Bekor Qilish – "Emptiness-Wrought Cognition," from Consecrated Abysses of Dread (Avant-Garde Black Metal – I, Voidhanger Recrods). The impossibly named Bekor Qulish are back with another flawlessly weird release that seems to build on their existing catalog of flawlessly weird releases to constitute one of the most underrated discographies in "the game." This incredible Italian project manages to compress about nine great ideas into what feels like two nanoseconds of music, amounting to what feels like a four-minute EP filled with nine double albums. None of this is true, but it's so fucking original and active and energetic that time really flies and stops at the same time. Also a bunch of cool guests this time around, which is kind of always the case but this time there's a Mick Barr too, and Mick Barrs are always a good thing.

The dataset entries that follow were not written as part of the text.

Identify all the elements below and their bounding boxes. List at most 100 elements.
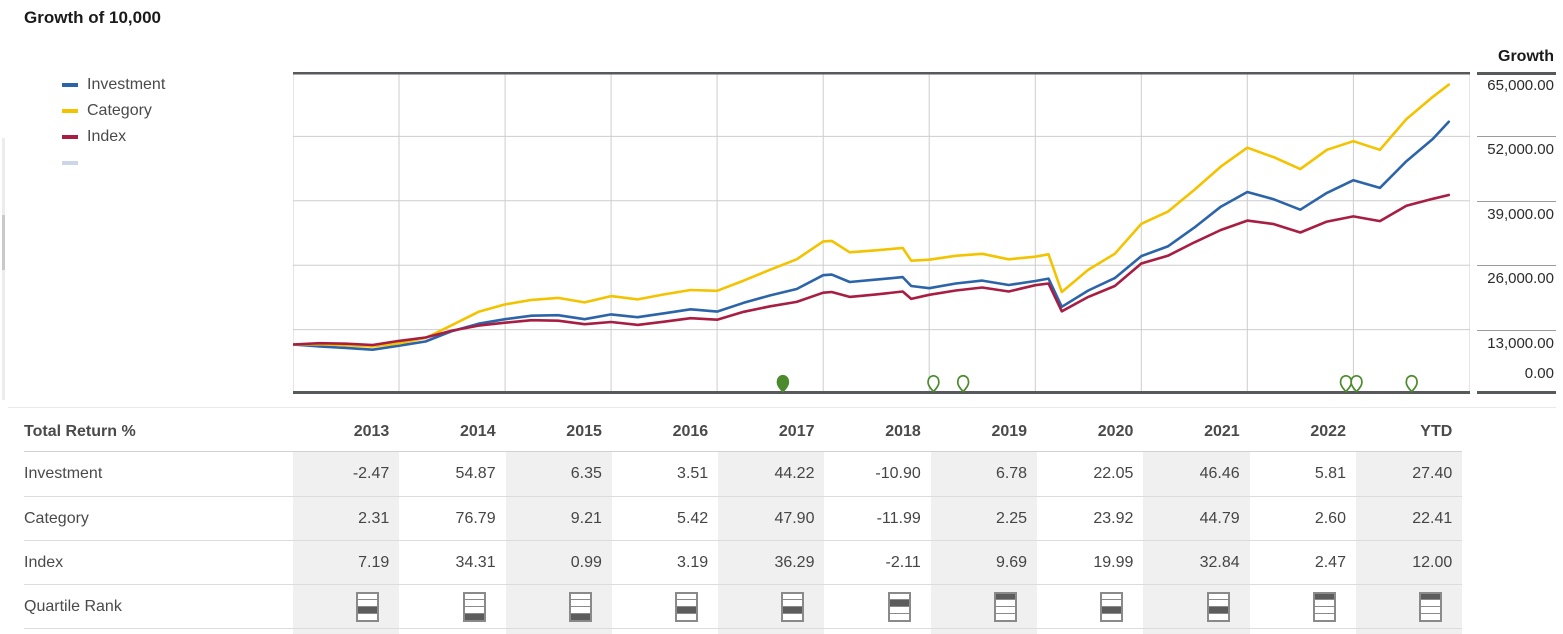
y-axis-tick-line <box>1477 136 1556 138</box>
scrollbar-thumb[interactable] <box>2 215 5 270</box>
cell-index-2017: 36.29 <box>718 541 825 585</box>
quartile-cell-2021 <box>1143 585 1250 629</box>
quartile-cell-YTD <box>1355 585 1463 629</box>
cell-index-2014: 34.31 <box>399 541 506 585</box>
cell-index-2018: -2.11 <box>824 541 931 585</box>
column-header-2019: 2019 <box>930 412 1038 452</box>
cell-investment-YTD: 27.40 <box>1355 452 1463 497</box>
y-axis-header: Growth <box>1498 48 1554 65</box>
y-axis-tick-line <box>1477 200 1556 202</box>
cell-category-2019: 2.25 <box>930 497 1038 541</box>
cell-category-2020: 23.92 <box>1037 497 1144 541</box>
legend-label-category: Category <box>87 102 152 119</box>
cell-investment-2018: -10.90 <box>824 452 931 497</box>
quartile-rank-icon-q2 <box>887 591 911 622</box>
quartile-rank-icon-q3 <box>356 591 380 622</box>
chart-top-border <box>293 72 1470 75</box>
category-line-swatch-icon <box>62 109 78 113</box>
legend-item-investment[interactable]: Investment <box>62 72 165 98</box>
quartile-cell-2014 <box>399 585 506 629</box>
quartile-cell-2015 <box>505 585 612 629</box>
quartile-rank-icon-q3 <box>675 591 699 622</box>
cell-investment-2021: 46.46 <box>1143 452 1250 497</box>
cell-investment-2014: 54.87 <box>399 452 506 497</box>
row-label-investment: Investment <box>24 452 293 497</box>
column-header-2015: 2015 <box>505 412 612 452</box>
column-header-2017: 2017 <box>718 412 825 452</box>
quartile-cell-2016 <box>611 585 719 629</box>
total-return-table: Total Return % 2013 2014 2015 2016 2017 2018 20… <box>24 412 1463 629</box>
series-line-category <box>293 83 1451 348</box>
row-label-quartile-rank: Quartile Rank <box>24 585 293 629</box>
event-pin-icon-hollow[interactable] <box>927 375 940 393</box>
y-axis-tick-label-52000: 52,000.00 <box>1487 141 1554 159</box>
row-label-category: Category <box>24 497 293 541</box>
quartile-cell-2013 <box>293 585 400 629</box>
event-pin-icon-hollow[interactable] <box>1405 375 1418 393</box>
legend-label-investment: Investment <box>87 76 166 93</box>
cell-index-2015: 0.99 <box>505 541 612 585</box>
quartile-rank-icon-q1 <box>994 591 1018 622</box>
column-header-2021: 2021 <box>1143 412 1250 452</box>
cell-category-2017: 47.90 <box>718 497 825 541</box>
legend-item-index[interactable]: Index <box>62 124 165 150</box>
legend-item-category[interactable]: Category <box>62 98 165 124</box>
table-top-divider <box>8 407 1556 408</box>
cell-index-2021: 32.84 <box>1143 541 1250 585</box>
page-title: Growth of 10,000 <box>24 8 161 27</box>
quartile-rank-icon-q1 <box>1419 591 1443 622</box>
cell-investment-2013: -2.47 <box>293 452 400 497</box>
legend-item-partial <box>62 150 165 176</box>
quartile-rank-icon-q3 <box>781 591 805 622</box>
event-pin-icon-hollow[interactable] <box>1350 375 1363 393</box>
cell-category-2018: -11.99 <box>824 497 931 541</box>
quartile-rank-icon-q3 <box>1206 591 1230 622</box>
table-title: Total Return % <box>24 412 293 452</box>
column-header-2022: 2022 <box>1249 412 1356 452</box>
growth-chart-plot[interactable] <box>293 72 1470 394</box>
column-header-2016: 2016 <box>611 412 719 452</box>
event-pin-icon-filled[interactable] <box>776 375 790 393</box>
legend: Investment Category Index <box>62 72 165 176</box>
cell-investment-2017: 44.22 <box>718 452 825 497</box>
shaded-column-YTD <box>1356 452 1463 634</box>
cell-category-2013: 2.31 <box>293 497 400 541</box>
quartile-cell-2022 <box>1249 585 1356 629</box>
column-header-2014: 2014 <box>399 412 506 452</box>
y-axis-tick-line <box>1477 391 1556 394</box>
shaded-column-2013 <box>293 452 400 634</box>
cell-index-2013: 7.19 <box>293 541 400 585</box>
x-axis-line <box>293 391 1470 394</box>
cell-category-2014: 76.79 <box>399 497 506 541</box>
quartile-rank-icon-q3 <box>1100 591 1124 622</box>
y-axis-tick-label-65000: 65,000.00 <box>1487 77 1554 94</box>
investment-line-swatch-icon <box>62 83 78 87</box>
partial-line-swatch-icon <box>62 161 78 165</box>
cell-investment-2015: 6.35 <box>505 452 612 497</box>
column-header-2013: 2013 <box>293 412 400 452</box>
column-header-2020: 2020 <box>1037 412 1144 452</box>
cell-investment-2022: 5.81 <box>1249 452 1356 497</box>
event-pin-icon-hollow[interactable] <box>956 375 970 393</box>
quartile-cell-2020 <box>1037 585 1144 629</box>
cell-index-2016: 3.19 <box>611 541 719 585</box>
event-pin-icon-hollow[interactable] <box>1339 375 1353 393</box>
cell-index-2022: 2.47 <box>1249 541 1356 585</box>
column-header-YTD: YTD <box>1355 412 1463 452</box>
row-label-index: Index <box>24 541 293 585</box>
y-axis-tick-label-39000: 39,000.00 <box>1487 205 1554 223</box>
shaded-column-2015 <box>505 452 612 634</box>
quartile-cell-2018 <box>824 585 931 629</box>
cell-index-YTD: 12.00 <box>1355 541 1463 585</box>
series-line-index <box>293 193 1451 347</box>
y-axis-tick-line <box>1477 72 1556 75</box>
cell-category-2022: 2.60 <box>1249 497 1356 541</box>
y-axis-tick-line <box>1477 329 1556 331</box>
series-line-investment <box>293 120 1451 352</box>
cell-category-2015: 9.21 <box>505 497 612 541</box>
cell-investment-2016: 3.51 <box>611 452 719 497</box>
cell-category-2016: 5.42 <box>611 497 719 541</box>
cell-index-2019: 9.69 <box>930 541 1038 585</box>
y-axis-tick-label-26000: 26,000.00 <box>1487 270 1554 288</box>
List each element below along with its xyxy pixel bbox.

Swords of Dis – "From Egalmah They Rode Toward The Howling Cedars Where the Blood of Beasts is Spilled and the Silence of a Scorned God Cracks the Earth," from From the Waters of Death (Avant-Garde Metal – I, Voidhanger Recrods). I mentioned this almost comically ambitious split collab a few weeks ago, but didn't write it up since I saw no point to do so when only excerpts were out. Now that the whole thing has been released, I just have to point out the mythological leviathan in the room and say that the fact that this project doesn't drown under the weight of its own pretension is already a feat in and of itself. Add to that the fact that it's easily one of the best releases so far this year, that it's creative and non-cliche in what really could have been a 70,000 Tons of Metal Dudes Reading Sumerian kind of calamity. Everyone on here is incredible – Serpent Ascending, Midnight Odyssey, and ÔROS KAÙ. But this is Swords of Dis' show, as far as I can tell. A masterwork of progressive, weird metal.

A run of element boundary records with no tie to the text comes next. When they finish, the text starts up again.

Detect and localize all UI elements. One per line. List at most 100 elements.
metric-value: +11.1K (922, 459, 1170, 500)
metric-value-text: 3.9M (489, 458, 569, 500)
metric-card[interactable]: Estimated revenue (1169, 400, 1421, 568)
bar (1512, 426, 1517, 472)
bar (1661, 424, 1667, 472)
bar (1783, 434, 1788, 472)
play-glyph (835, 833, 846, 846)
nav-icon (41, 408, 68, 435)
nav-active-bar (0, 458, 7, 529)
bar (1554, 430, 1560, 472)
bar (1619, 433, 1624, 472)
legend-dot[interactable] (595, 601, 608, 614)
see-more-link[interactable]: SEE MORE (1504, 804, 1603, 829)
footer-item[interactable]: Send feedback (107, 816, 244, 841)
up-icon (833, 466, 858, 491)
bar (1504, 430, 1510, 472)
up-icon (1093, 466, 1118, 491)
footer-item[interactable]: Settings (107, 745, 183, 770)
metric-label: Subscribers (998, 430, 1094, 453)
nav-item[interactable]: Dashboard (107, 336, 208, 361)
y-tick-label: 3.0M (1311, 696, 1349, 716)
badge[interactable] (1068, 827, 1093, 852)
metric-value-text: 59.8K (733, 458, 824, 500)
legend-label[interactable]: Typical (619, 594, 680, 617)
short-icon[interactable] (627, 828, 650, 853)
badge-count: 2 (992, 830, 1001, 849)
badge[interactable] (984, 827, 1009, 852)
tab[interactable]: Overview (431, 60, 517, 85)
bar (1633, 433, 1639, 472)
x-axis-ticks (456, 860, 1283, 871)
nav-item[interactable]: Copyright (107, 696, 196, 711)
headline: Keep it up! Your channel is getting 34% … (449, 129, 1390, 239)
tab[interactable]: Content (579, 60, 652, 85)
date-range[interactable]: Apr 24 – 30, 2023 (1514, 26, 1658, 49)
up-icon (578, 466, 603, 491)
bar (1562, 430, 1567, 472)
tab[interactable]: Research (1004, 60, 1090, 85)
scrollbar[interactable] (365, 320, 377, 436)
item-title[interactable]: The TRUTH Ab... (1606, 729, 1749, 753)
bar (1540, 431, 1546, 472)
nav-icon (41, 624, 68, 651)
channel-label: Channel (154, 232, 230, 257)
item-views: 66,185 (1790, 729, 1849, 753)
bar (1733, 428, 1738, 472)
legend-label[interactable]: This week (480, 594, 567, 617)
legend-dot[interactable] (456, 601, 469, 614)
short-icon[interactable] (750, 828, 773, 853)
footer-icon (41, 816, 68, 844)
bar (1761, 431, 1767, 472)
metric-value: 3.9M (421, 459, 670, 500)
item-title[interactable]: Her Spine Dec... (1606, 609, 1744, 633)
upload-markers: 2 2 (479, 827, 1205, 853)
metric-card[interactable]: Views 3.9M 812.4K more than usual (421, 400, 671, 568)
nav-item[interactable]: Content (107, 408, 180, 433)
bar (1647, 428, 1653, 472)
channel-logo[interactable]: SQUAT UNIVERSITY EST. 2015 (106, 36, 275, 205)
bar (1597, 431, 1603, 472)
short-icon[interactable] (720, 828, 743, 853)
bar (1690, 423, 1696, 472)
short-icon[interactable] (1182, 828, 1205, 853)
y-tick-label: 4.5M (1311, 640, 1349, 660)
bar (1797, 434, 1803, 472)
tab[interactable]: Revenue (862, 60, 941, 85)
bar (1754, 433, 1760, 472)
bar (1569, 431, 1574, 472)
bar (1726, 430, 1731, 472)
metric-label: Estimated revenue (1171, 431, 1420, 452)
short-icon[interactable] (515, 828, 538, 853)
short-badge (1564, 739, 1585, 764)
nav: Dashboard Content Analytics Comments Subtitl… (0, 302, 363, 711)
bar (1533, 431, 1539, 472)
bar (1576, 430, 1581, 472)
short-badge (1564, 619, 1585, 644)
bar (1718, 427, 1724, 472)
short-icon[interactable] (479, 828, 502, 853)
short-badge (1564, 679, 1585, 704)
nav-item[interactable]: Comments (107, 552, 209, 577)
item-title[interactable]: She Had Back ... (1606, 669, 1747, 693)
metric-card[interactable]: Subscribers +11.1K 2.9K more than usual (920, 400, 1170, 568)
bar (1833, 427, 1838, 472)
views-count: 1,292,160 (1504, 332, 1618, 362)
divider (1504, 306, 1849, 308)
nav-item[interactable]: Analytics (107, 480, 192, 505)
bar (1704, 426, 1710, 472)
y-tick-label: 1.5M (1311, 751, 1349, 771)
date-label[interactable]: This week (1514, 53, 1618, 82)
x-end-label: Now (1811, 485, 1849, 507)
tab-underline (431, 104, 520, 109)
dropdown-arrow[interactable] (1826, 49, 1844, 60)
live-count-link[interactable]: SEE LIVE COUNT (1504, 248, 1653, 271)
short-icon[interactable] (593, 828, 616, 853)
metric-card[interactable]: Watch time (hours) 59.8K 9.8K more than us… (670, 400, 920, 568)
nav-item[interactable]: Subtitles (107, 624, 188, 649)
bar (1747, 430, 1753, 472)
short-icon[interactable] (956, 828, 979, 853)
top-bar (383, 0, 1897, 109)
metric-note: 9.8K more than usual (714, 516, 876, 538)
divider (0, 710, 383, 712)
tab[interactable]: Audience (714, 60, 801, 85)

Hässlig – "Lone Wolves," from Kali Yuga Aural Terror (Black Metal/Punk – ). Mr. D.B. of a bunch of bands fame (Negativa, Delirant, etc) is apparently keeping BUSY, now in the form of a new aggressive split with fellow pissed person Opresija. If you seek the kind of music in which being kicked in the head is standard practice then you're not going to find anything this good this side of Kommodus. Prepare thine head.

Colin Stetson, Greg Fox, Trevor Dunn – "Reclaimer," from Nethering (Experimental – Invada). The master of cyclical breathing or something along those lines is back, this time with an all-star crew of Greg Fox (AKA the burst-beat guy) and Trevor Dunn (AKA the everything guy). Fox and Stetson have collaborated already on the wonderful and short-lived (?) Ex-Eye, and Fox and Dunn have relatively recently worked together in 2023. Here we find them in an improvisational mood in a piece recorded in 2018, which, weirdly, feels like nine lifetimes ago. I wonder why now, but who cares, I guess. It's awesome.

Black Vale – "Better When I'm Gone," from Into Dusk (Rock/Doom – Independent). This is just one of those things. I have no idea what this is, nor do I think that this is usually my sort of thing – I'm usually the insufferable-wall-of-noise guy. But there's something about how this release "swings" and feels that makes me happy. Yes, the mix is all wrong, and, yes, the cymbals are louder than the guitars, but this is, I think, a demo, and that's what demos are supposed to sound like – fucked up. Whatever, I think I like it a lot. The symbolism is, shall we say, not on the comfortable side, but let's hope it's just a bad hunch.

FIVE MORE THINGS YOU NEED TO KNOW
ONE: Errant, the solo project from Immortal Bird's Rae Amitay, released a cover of OK Go's "Last Leaf." Here's hoping an albums is coming. About time.
TWO: The great Atvm is apparently no more. I think.
THREE: The (also) great Yellow Swans, a band I had not even thought of in so many years, have apparently been releasing weird improv-style stuff for the past few years, with a couple coming out this month. Very cool for all you experimental folk out there.
FOUR: Not a huge trad metal person, but Stainless have a new album coming and they have Jamie Byrum (Black Breath) on drums and sound very cool.
FIVE: Was not aware of Necrofier, must have friends in the wrong places, but pretty cool melodic black metal. New album coming, new single out.
ONE LAST THING, PROMISE: I seemed to have forgotten about the new A Forest of Stars album. Again.